Daniel strich sich die Locken aus der Stirn und schüttelte den Kopf, aus Unverständnis darüber, was diese Fremde in ihm angerichtet hatte. Immer noch stand er mitten auf dem Weg, hörte das Kreischen der Kettensägen in seinem Rücken und die Rufe der Männer ein paar hämmernde Herzschläge lang wie Geräusche von einem anderen Planeten, die ihn nichts angingen. So etwas war ihm noch nie passiert. Noch nie zuvor hatte eine Frau einen solch intensiven Eindruck bei ihm hinterlassen. Sie hatte eine Aura gehabt, die ihn, ohne dass er sich hätte wehren können, in ihren Bann gezogen hatte. Und nicht nur das. Er spürte dem Gefühl nach, das ihn ein paar Atemzüge lang beherrschte, das Gefühl, mit dieser Frau seelenverwandt zu sein. Ja, er glaubte, sie zu kennen, zu wissen, dass sie litt. In dem Leiden, das er bei ihr vermutete, kannte er sich aus. Er war diesem Zustand vor einem halben Jahr erst entkommen.

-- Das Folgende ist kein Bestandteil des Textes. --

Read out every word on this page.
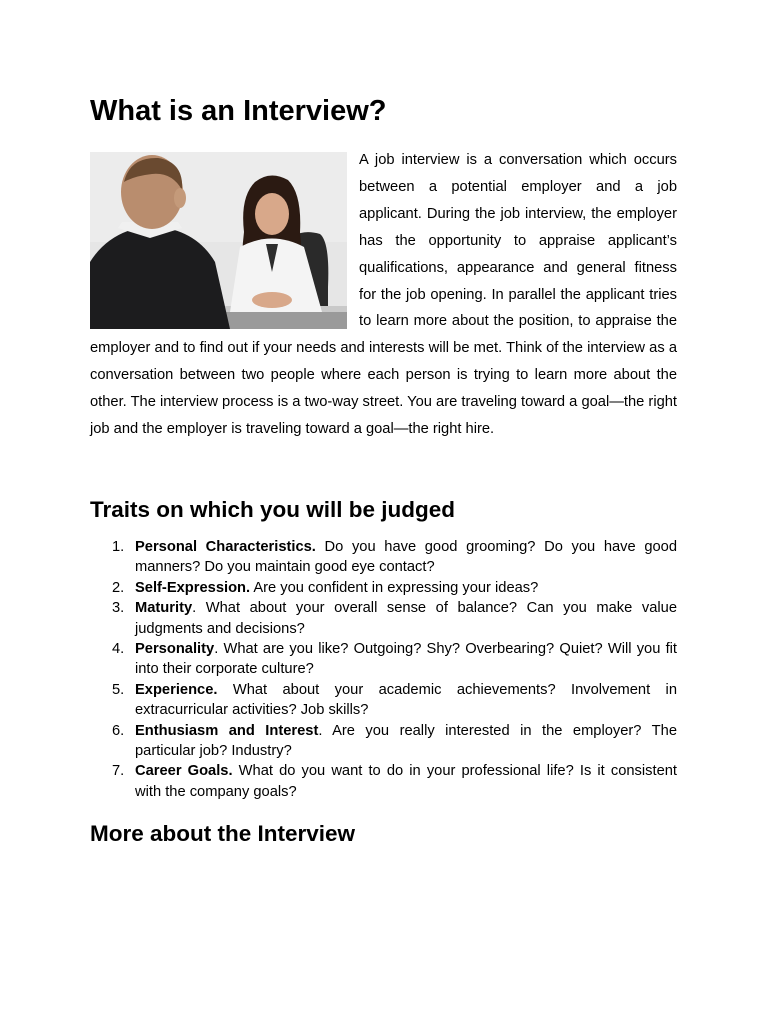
What is an Interview?
A job interview is a conversation which occurs between a potential employer and a job applicant. During the job interview, the employer has the opportunity to appraise applicant’s qualifications, appearance and general fitness for the job opening. In parallel the applicant tries to learn more about the position, to appraise the employer and to find out if your needs and interests will be met. Think of the interview as a conversation between two people where each person is trying to learn more about the other. The interview process is a two-way street. You are traveling toward a goal—the right job and the employer is traveling toward a goal—the right hire.
Traits on which you will be judged
1. Personal Characteristics. Do you have good grooming? Do you have good manners? Do you maintain good eye contact?
2. Self-Expression. Are you confident in expressing your ideas?
3. Maturity. What about your overall sense of balance? Can you make value judgments and decisions?
4. Personality. What are you like? Outgoing? Shy? Overbearing? Quiet? Will you fit into their corporate culture?
5. Experience. What about your academic achievements? Involvement in extracurricular activities? Job skills?
6. Enthusiasm and Interest. Are you really interested in the employer? The particular job? Industry?
7. Career Goals. What do you want to do in your professional life? Is it consistent with the company goals?
More about the Interview
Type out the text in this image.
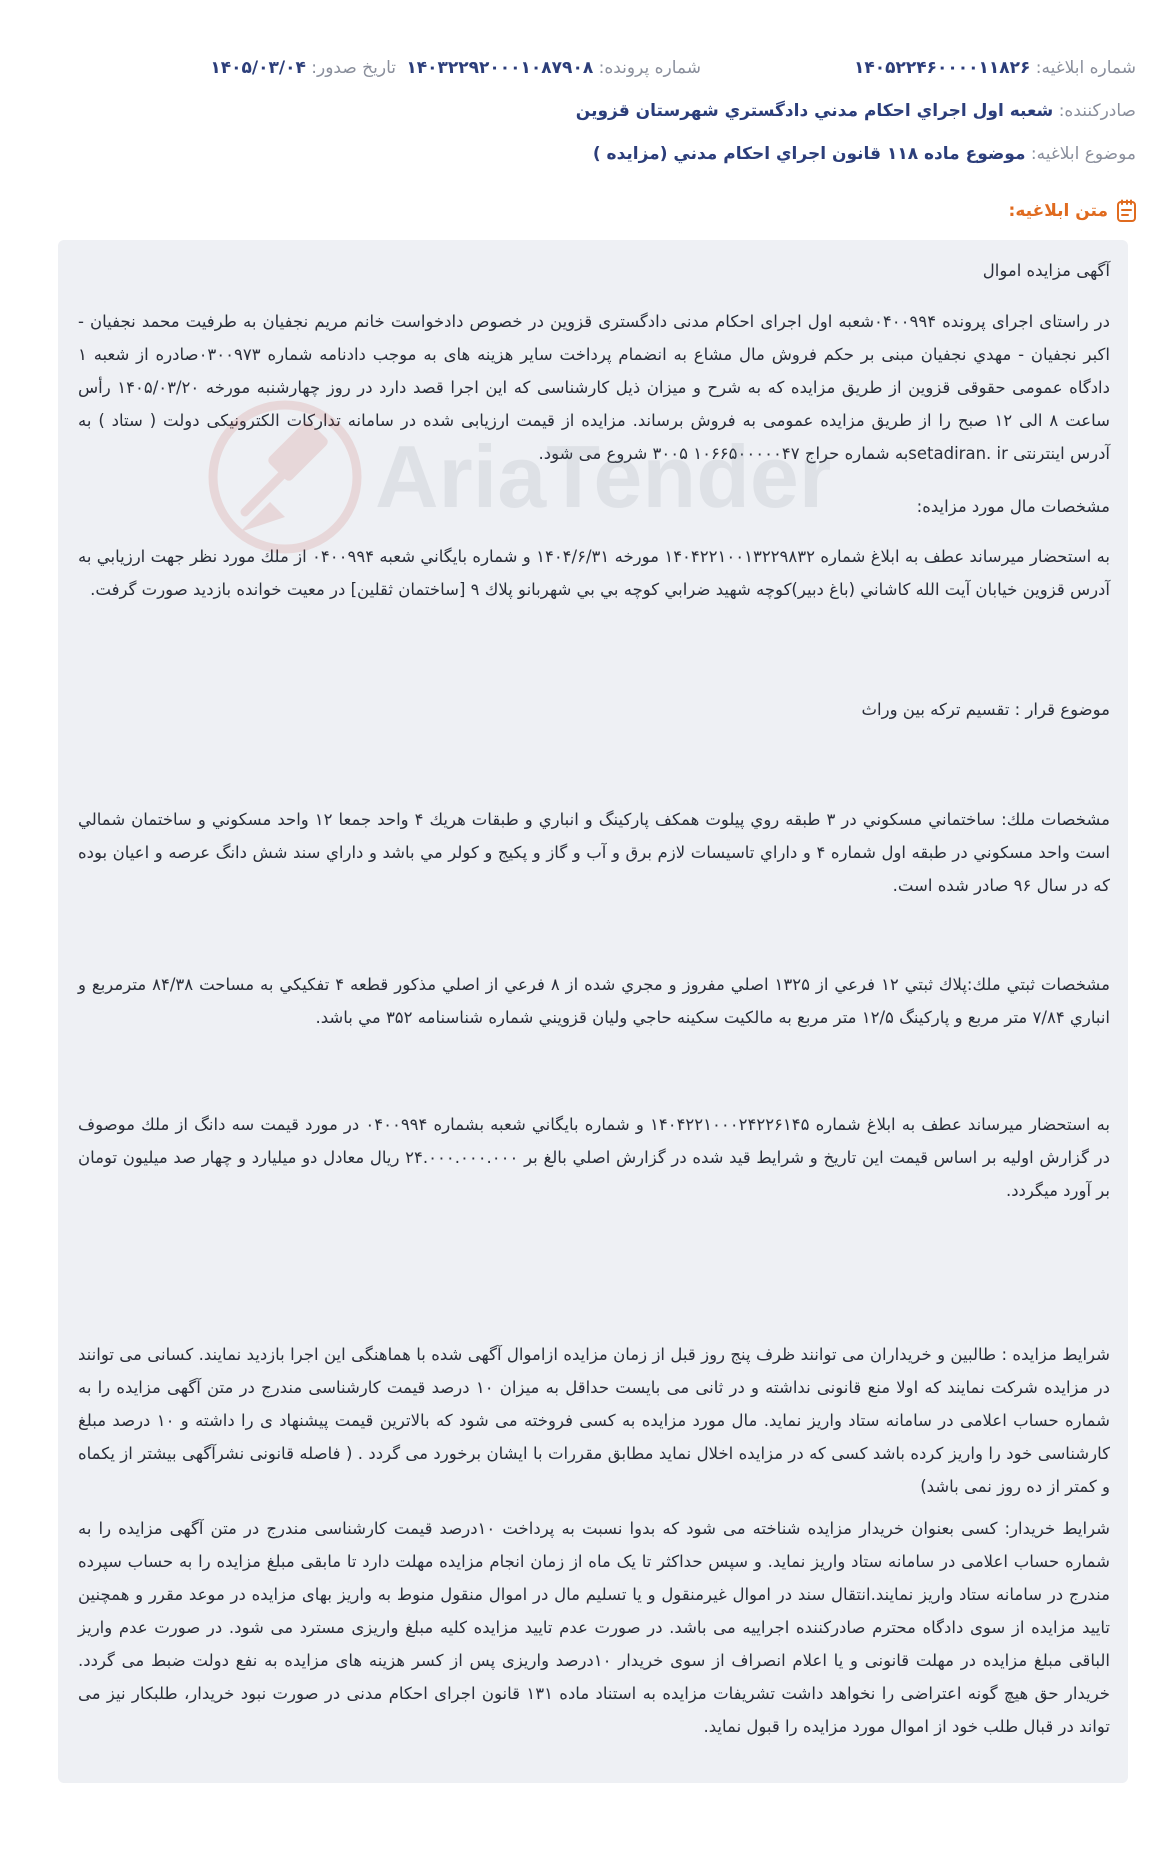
شماره ابلاغیه: ۱۴۰۵۲۲۴۶۰۰۰۰۱۱۸۲۶
شماره پرونده: ۱۴۰۳۲۲۹۲۰۰۰۱۰۸۷۹۰۸
تاریخ صدور: ۱۴۰۵/۰۳/۰۴
صادرکننده: شعبه اول اجراي احكام مدني دادگستري شهرستان قزوين
موضوع ابلاغیه: موضوع ماده ۱۱۸ قانون اجراي احكام مدني (مزايده )
متن ابلاغیه:

آگهی مزایده اموال

در راستای اجرای پرونده ۰۴۰۰۹۹۴شعبه اول اجرای احکام مدنی دادگستری قزوین در خصوص دادخواست خانم مریم نجفیان به طرفیت محمد نجفیان - اکبر نجفیان - مهدي نجفيان مبنی بر حکم فروش مال مشاع به انضمام پرداخت سایر هزینه های به موجب دادنامه شماره ۰۳۰۰۹۷۳صادره از شعبه ۱ دادگاه عمومی حقوقی قزوین از طریق مزایده که به شرح و میزان ذیل کارشناسی که این اجرا قصد دارد در روز چهارشنبه مورخه ۱۴۰۵/۰۳/۲۰ رأس ساعت ۸ الی ۱۲ صبح را از طریق مزایده عمومی به فروش برساند. مزایده از قیمت ارزیابی شده در سامانه تدارکات الکترونیکی دولت ( ستاد ) به آدرس اینترنتی setadiran. irبه شماره حراج ۱۰۶۶۵۰۰۰۰۰۴۷ ۳۰۰۵ شروع می شود.

مشخصات مال مورد مزایده:

به استحضار ميرساند عطف به ابلاغ شماره ۱۴۰۴۲۲۱۰۰۱۳۲۲۹۸۳۲ مورخه ۱۴۰۴/۶/۳۱ و شماره بايگاني شعبه ۰۴۰۰۹۹۴ از ملك مورد نظر جهت ارزيابي به آدرس قزوين خيابان آيت الله كاشاني (باغ دبير)كوچه شهيد ضرابي كوچه بي بي شهربانو پلاك ۹ [ساختمان ثقلين] در معيت خوانده بازديد صورت گرفت.

موضوع قرار : تقسيم تركه بين وراث

مشخصات ملك: ساختماني مسكوني در ۳ طبقه روي پيلوت همكف پاركينگ و انباري و طبقات هريك ۴ واحد جمعا ۱۲ واحد مسكوني و ساختمان شمالي است واحد مسكوني در طبقه اول شماره ۴ و داراي تاسيسات لازم برق و آب و گاز و پكيج و كولر مي باشد و داراي سند شش دانگ عرصه و اعيان بوده كه در سال ۹۶ صادر شده است.

مشخصات ثبتي ملك:پلاك ثبتي ۱۲ فرعي از ۱۳۲۵ اصلي مفروز و مجري شده از ۸ فرعي از اصلي مذكور قطعه ۴ تفكيكي به مساحت ۸۴/۳۸ مترمربع و انباري ۷/۸۴ متر مربع و پاركينگ ۱۲/۵ متر مربع به مالكيت سكينه حاجي وليان قزويني شماره شناسنامه ۳۵۲ مي باشد.

به استحضار ميرساند عطف به ابلاغ شماره ۱۴۰۴۲۲۱۰۰۰۲۴۲۲۶۱۴۵ و شماره بايگاني شعبه بشماره ۰۴۰۰۹۹۴ در مورد قيمت سه دانگ از ملك موصوف در گزارش اوليه بر اساس قيمت اين تاريخ و شرايط قيد شده در گزارش اصلي بالغ بر ۲۴.۰۰۰.۰۰۰.۰۰۰ ريال معادل دو ميليارد و چهار صد ميليون تومان بر آورد ميگردد.

شرایط مزایده : طالبین و خریداران می توانند ظرف پنج روز قبل از زمان مزایده ازاموال آگهی شده با هماهنگی این اجرا بازدید نمایند. کسانی می توانند در مزایده شرکت نمایند که اولا منع قانونی نداشته و در ثانی می بایست حداقل به میزان ۱۰ درصد قیمت کارشناسی مندرج در متن آگهی مزایده را به شماره حساب اعلامی در سامانه ستاد واریز نماید. مال مورد مزایده به کسی فروخته می شود که بالاترین قیمت پیشنهاد ی را داشته و ۱۰ درصد مبلغ کارشناسی خود را واریز کرده باشد کسی که در مزایده اخلال نماید مطابق مقررات با ایشان برخورد می گردد . ( فاصله قانونی نشرآگهی بیشتر از یکماه و کمتر از ده روز نمی باشد)

شرایط خریدار: کسی بعنوان خریدار مزایده شناخته می شود که بدوا نسبت به پرداخت ۱۰درصد قیمت کارشناسی مندرج در متن آگهی مزایده را به شماره حساب اعلامی در سامانه ستاد واریز نماید. و سپس حداکثر تا یک ماه از زمان انجام مزایده مهلت دارد تا مابقی مبلغ مزایده را به حساب سپرده مندرج در سامانه ستاد واریز نمایند.انتقال سند در اموال غیرمنقول و یا تسلیم مال در اموال منقول منوط به واریز بهای مزایده در موعد مقرر و همچنین تایید مزایده از سوی دادگاه محترم صادرکننده اجراییه می باشد. در صورت عدم تایید مزایده کلیه مبلغ واریزی مسترد می شود. در صورت عدم واریز الباقی مبلغ مزایده در مهلت قانونی و یا اعلام انصراف از سوی خریدار ۱۰درصد واریزی پس از کسر هزینه های مزایده به نفع دولت ضبط می گردد. خریدار حق هیچ گونه اعتراضی را نخواهد داشت تشریفات مزایده به استناد ماده ۱۳۱ قانون اجرای احکام مدنی در صورت نبود خریدار، طلبکار نیز می تواند در قبال طلب خود از اموال مورد مزایده را قبول نماید.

Noch einmal schüttelte er den Kopf, dieses Mal energischer.
Blödsinn. Vielleicht bildete er sich das alles auch nur ein, weil ihn nachts oft noch die Träume an die vergangenen Jahre plagten.
Die Fremde war längst verschwunden, als Daniel zu den Holzfällern zurückging.
*
Nach der Wanderung, die kürzer ausgefallen war als Nicole sich vorgenommen hatte, fuhr die junge Frau nach Ruhweiler hinunter, um Obst und Tee einzukaufen. Ihre Füße brannten wieder, als würde ein Feuer in ihnen wüten. Der rechte Fuß und seine Zehen noch mehr als der linke. Schmerzen am Bewegungsapparat gehörten zwar zu ihrem Beruf. Sie kannte sie und konnte damit umgehen. Doch an diesem Nachmittag erschienen sie ihr schier unerträglich. Sie konnte kaum mehr gehen.
Vor einer der für diese Gegend so typischen Schwarzwälderstuben blieb sie aufatmend stehen. Sie betrachtete das verlockende Angebot im Schaufenster. Wagenradgroße knusprig gebackene Brote, geräucherte Schinken, handgeschöpfter Käse, Obstbrände, Weine …
Sollte sie? Nein, lieber nicht, sagte sie sich. Sie durfte nicht. Sie sollte sich hier erholen, Kraft tanken, aber nicht an Gewicht zunehmen.
»Vergiss nicht, ein paar Pfund mehr in den drei Wochen und du bist draußen«, hörte sie Heiko Wieland vor ihrer Abfahrt mahnend sagen.
Sie musste weitertanzen. Sie hatte doch nichts anderes gelernt. Seit das Ballett eine Vertretung für sie gefunden hatte, fürchtete sie sich davor, dass die vier Jahre jüngere und sehr ehrgeizige Tänzerin ihr auf Dauer die Position der Primaballerina streitig machen könnte.
In diese schweren Gedanken hinein klingelte ihr Handy.
O nein! Ihre Mutter.
Sie steckte das Funktelefon so schnell zurück in den Rucksack, als hätte sie sich an ihm verbrannt. Mit steifen Schritten ging sie weiter.